Dr.

Ronald C. Kessler

Harvard Medical School
Area
Social and Behavioral Sciences
Specialty
Sociology, Demography, and Geography
Elected
2019

Ronald C. Kessler is the McNeil Family Professor of Health Care Policy at Harvard Medical School (HMS). His research deals broadly with the social determinants of mental illness from an epidemiological perspective. He is the author of over 700 publications and the recipient of many awards for his research, including Senior Scientist and MERIT awards from NIMH. He has been rated as the most widely cited researcher in the world in psychiatry for the past two decades.
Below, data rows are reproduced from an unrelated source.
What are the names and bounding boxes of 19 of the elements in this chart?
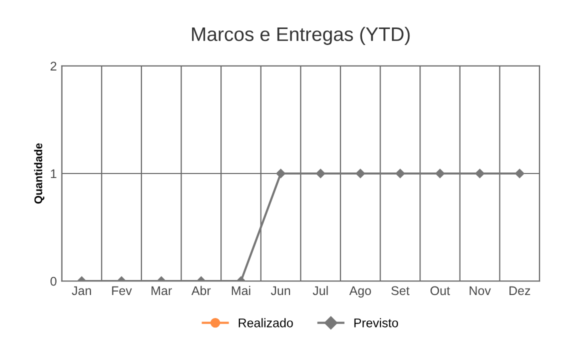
legend-label: Realizado <box>238 318 293 328</box>
chart-title: Marcos e Entregas (YTD) <box>192 26 410 45</box>
y-tick-label: 0 <box>50 276 56 286</box>
x-tick-label: Jul <box>312 286 328 296</box>
legend-label: Previsto <box>354 318 398 328</box>
x-tick-label: Jun <box>270 286 290 296</box>
x-tick-label: Dez <box>510 286 530 296</box>
y-tick-label: 2 <box>50 62 56 70</box>
x-tick-label: Fev <box>112 286 132 296</box>
x-tick-label: Mai <box>232 286 250 296</box>
x-tick-label: Out <box>430 286 450 296</box>
x-tick-label: Jan <box>72 286 91 296</box>
y-tick-label: 1 <box>50 169 56 178</box>
x-tick-label: Nov <box>470 286 491 296</box>
x-tick-label: Ago <box>349 286 371 298</box>
x-tick-label: Set <box>391 286 410 296</box>
x-tick-label: Mar <box>152 286 172 296</box>
y-axis-title: Quantidade <box>34 143 44 204</box>
x-tick-label: Abr <box>191 286 211 296</box>
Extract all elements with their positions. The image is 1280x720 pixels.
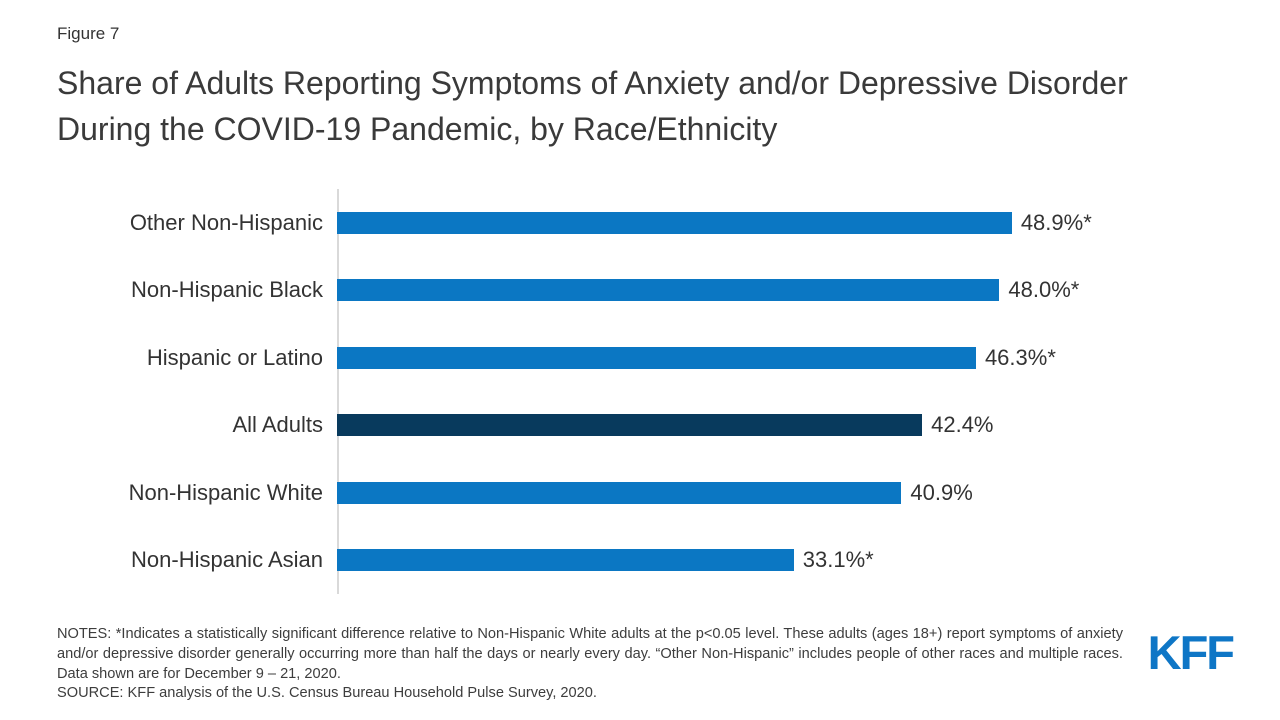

He is a member of both the National Academy of Medicine and National Academy of Sciences. Kessler is the Principal Investigator of the US National Comorbidity Survey, the first nationally representative survey of the prevalence and correlates of mental disorders in the U.S., and Co-Director of the World Health Organization’s World Mental Health Survey Initiative, a series of comparative community epidemiological surveys of the prevalence and correlates of mental disorders in 30 countries around the world. He is involved in evaluating a number of innovative programs for the prevention and treatment of mental illness in high-risk segments of the population. He is also the HMS PI of the STARRS-LS program of research on risk and protective factors for suicide among Army personnel, the AURORA study of adverse neuropsychiatric reactions to traumatic life events among patients presenting to emergency departments in the wake of such events, and the Appalachia Mind Health pragmatic trial of augmenting pharmacotherapy for major depression with remote internet-based CBT among low-income rural primary care patients in Kentucky and West Virginia. Much of his work in the latter studies involves his work in the Precision Treatment of Mental Disorders (PTMD) initiative developing and implementing precision treatment models to determine the right interventions for the right patients. Kessler earned his PhD in sociology from New York University, completed a postdoctoral fellowship in psychiatric epidemiology at the University of Wisconsin, and was on the faculty at the University of Michigan before taking his current position in 1996 at HMS.